Notícias | 7 de agosto de 2026 | Fonte: Globo Rural

Empresas ensaiam volta do seguro de renda ao produtor

Enquanto governo e especialistas debatem mudanças na estrutura do seguro rural para ampliar o mecanismo, seja nos níveis de subvenção ou nos formatos de produtos ofertados, as seguradoras estão buscando alternativas. E uma das modalidades que estão na mesa é o seguro de renda. Isso porque, a queda nos preços das commodities é um dos fatores responsáveis pela crise no setor agropecuário atualmente, ao lado de eventos climáticos adversos, custos elevados, juros altos e restrição ao crédito.

“O mercado tem que voltar a ter seguro de renda”, disse Daniel Nascimento, presidente da comissão rural da Federação Nacional de Seguros Gerais (FenSeg) e gerente executivo de seguros rurais da BrasilSeg, ontem durante o evento World Climate Summit.

Ao Valor, o executivo afirmou que essa modalidade de seguro foi interrompida desde a safra 2020/21, quando muitas seguradoras decidiram sair do segmento após pagarem níveis elevados de indenização. Agora, a retomada do seguro de renda é vista como uma forma de diversificação de produtos.

“Algumas seguradoras já estão se aventurando e passaram a ofertar o seguro de renda em projetos-pilotos.
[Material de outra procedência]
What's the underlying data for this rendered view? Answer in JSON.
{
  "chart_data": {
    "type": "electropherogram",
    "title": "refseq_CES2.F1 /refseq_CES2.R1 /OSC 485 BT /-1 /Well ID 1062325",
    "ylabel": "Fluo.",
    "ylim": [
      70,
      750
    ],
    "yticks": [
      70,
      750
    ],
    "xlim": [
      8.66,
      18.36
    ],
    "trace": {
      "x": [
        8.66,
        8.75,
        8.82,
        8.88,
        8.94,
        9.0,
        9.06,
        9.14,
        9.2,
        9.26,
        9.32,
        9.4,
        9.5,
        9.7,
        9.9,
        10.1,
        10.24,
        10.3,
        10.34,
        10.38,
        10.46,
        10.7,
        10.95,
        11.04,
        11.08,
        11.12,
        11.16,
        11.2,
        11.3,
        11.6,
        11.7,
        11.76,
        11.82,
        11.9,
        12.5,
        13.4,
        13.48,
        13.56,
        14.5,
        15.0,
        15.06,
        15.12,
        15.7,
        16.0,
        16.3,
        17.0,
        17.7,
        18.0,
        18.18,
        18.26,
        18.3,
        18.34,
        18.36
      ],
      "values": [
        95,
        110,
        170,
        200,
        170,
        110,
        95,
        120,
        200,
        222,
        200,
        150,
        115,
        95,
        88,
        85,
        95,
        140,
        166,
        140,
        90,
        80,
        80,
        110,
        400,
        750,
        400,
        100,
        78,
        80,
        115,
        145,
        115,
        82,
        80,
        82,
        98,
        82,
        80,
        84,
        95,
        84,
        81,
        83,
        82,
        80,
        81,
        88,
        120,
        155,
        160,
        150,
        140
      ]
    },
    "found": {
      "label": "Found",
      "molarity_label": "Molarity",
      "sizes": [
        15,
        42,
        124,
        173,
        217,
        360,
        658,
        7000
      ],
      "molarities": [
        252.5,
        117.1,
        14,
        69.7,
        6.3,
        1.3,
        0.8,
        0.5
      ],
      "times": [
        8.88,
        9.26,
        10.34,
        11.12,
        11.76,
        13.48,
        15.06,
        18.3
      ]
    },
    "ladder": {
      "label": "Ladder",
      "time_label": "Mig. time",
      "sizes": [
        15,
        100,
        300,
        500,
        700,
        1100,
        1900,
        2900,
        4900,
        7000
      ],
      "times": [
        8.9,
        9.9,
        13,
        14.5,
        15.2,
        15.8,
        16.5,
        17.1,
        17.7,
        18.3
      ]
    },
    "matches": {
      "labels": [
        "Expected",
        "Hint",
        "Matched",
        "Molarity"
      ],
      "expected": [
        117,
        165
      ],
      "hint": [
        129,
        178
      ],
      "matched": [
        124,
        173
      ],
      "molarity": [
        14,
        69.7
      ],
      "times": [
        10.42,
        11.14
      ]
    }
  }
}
Pode não ter uma massificação deste tipo de produto, mas é uma forma de diversificar o risco, diante da necessidade de ter novos produtos, novos serviços”, afirmou.

“É uma forma de não colocar todos os ovos na mesma cesta”, enfatizou Nascimento, citando que o seguro paramétrico é outra modalidade que tem crescido pelo mesmo motivo — a diversificação de produtos de seguro.
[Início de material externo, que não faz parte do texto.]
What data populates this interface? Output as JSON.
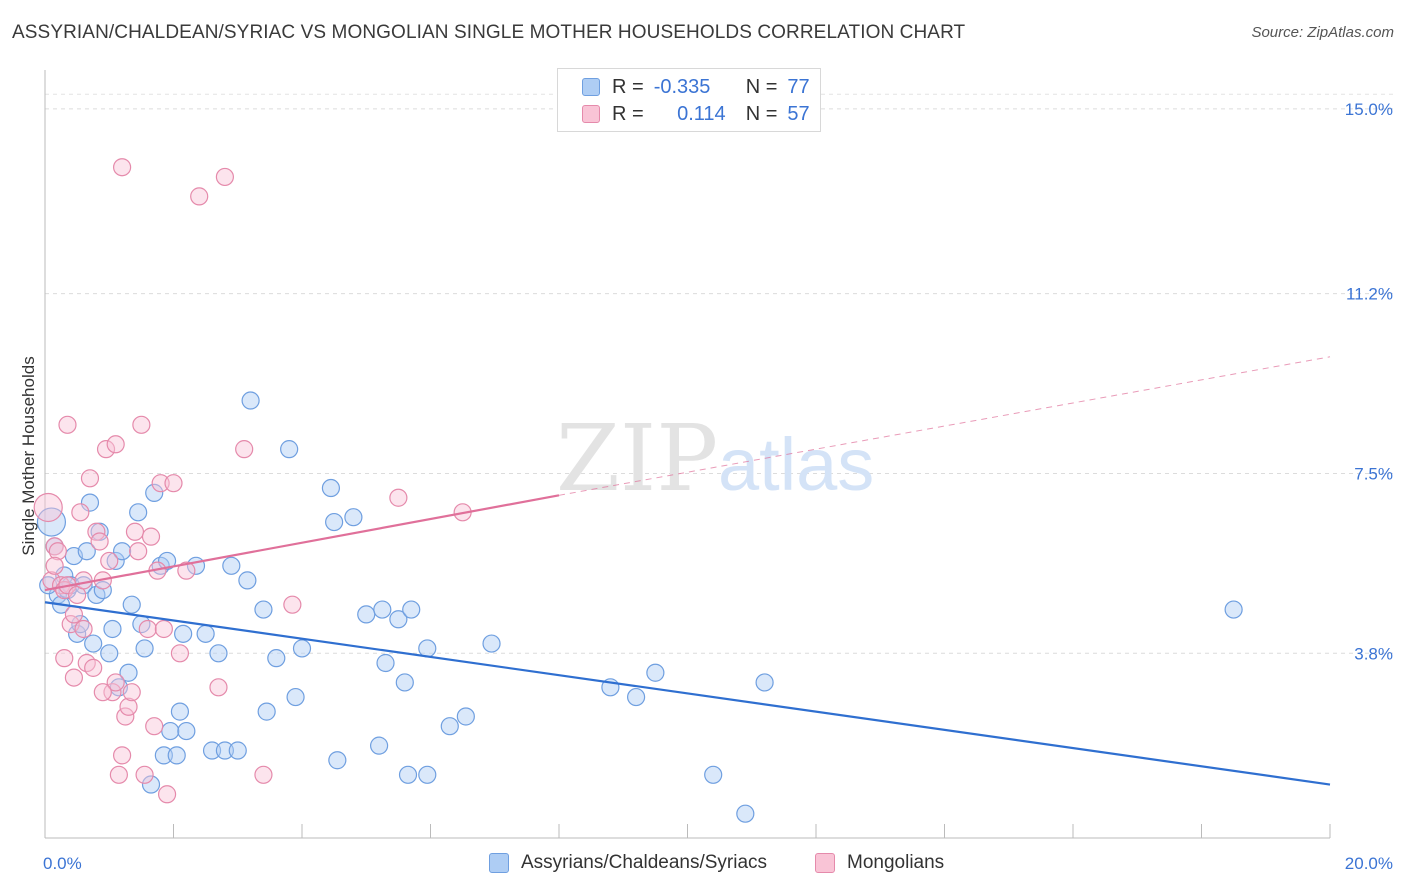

O representante da FenSeg defendeu que é necessário melhorar as parcerias público-privadas e que é fundamental a construção de um banco de dados agropecuários mais robusto para dar suporte ao desenvolvimento de novos produtos de seguro rural.

“Hoje, o grande desafio do mercado segurador é fazer o seguro por talhão, por exemplo. As seguradoras têm que se apropriar de informações para dar melhores condições ao produtor e, de fato, tratar diferente e não igual a todo mundo”, ponderou.

Coordenador do Centro de Estudos do Agronegócio da Fundação Getulio Vargas (FGV Agro), Guilherme Bastos, que também participou do debate, defendeu que este pode ser um momento oportuno para que a inteligência artificial cumpra o papel de “granularizar essas informações” de bases de dados.

Dessa forma, seria possível ampliar as apostas em outras culturas para além de grãos e tornar o seguro rural mais atrativo aos produtores que estão espalhados pelo Brasil, uma vez que as contratações de apólices ainda estão concentradas na Região Sul.


Para os especialistas, a falta de previsibilidade de recursos do Programa de Subvenção ao Prêmio do Seguro Rural (PSR) e os sucessivos contingenciamentos de verbas do programa são considerados grandes gargalos que poderiam ser superados com a aprovação do projeto de lei 2951, em tramitação no Congresso, que, entre outros pontos, garante um fundo de catástrofe e blinda os recursos do PSR de eventuais contingenciamentos.

O orçamento do PSR para 2026 era de R$ 1,01 bilhão. Teve dois cancelamentos, de R$ 25,7 milhões e de R$ 56,3 milhões, e a verba caiu para R$ 935,5 milhões. Em junho, houve ainda o bloqueio de R$ 461,7 milhões.

Por outro lado, Bastos acredita que as discussões devem ir além da viabilidade de recursos para subvenção de prêmio de seguro. “Precisamos parar de pensar somente no orçamento do PSR”, afirmou. “[Precisamos] começar a mudar o olhar sobre o Plano Safra e olhar com mais devoção para a expansão da utilização de instrumentos de gestão de risco, começando por seguro rural. Isso tem que estar no DNA do governo”, disse o especialista.

No formato atual, sem a verba completa para a subvenção federal, que paga cerca de 30% da apólice, o acesso ao mecanismo de proteção das lavouras fica limitado. O cenário de alto endividamento e margens apertadas também afetam a adesão ao seguro. De janeiro a maio deste ano, as contratações de seguro rural caíram 13,9% em relação ao mesmo período de 2025, conforme dados da Fenseg.

O head de ESG Agro do Itaú BBA, João Adrien, destacou durante o World Climate Summit a necessidade de expansão da mitigação de riscos no campo e de mudança no formato do Plano Safra. “Se tivéssemos focados em seguro [no Plano Safra], não estaríamos como estamos agora [com inadimplência no campo]”, afirmou o executivo.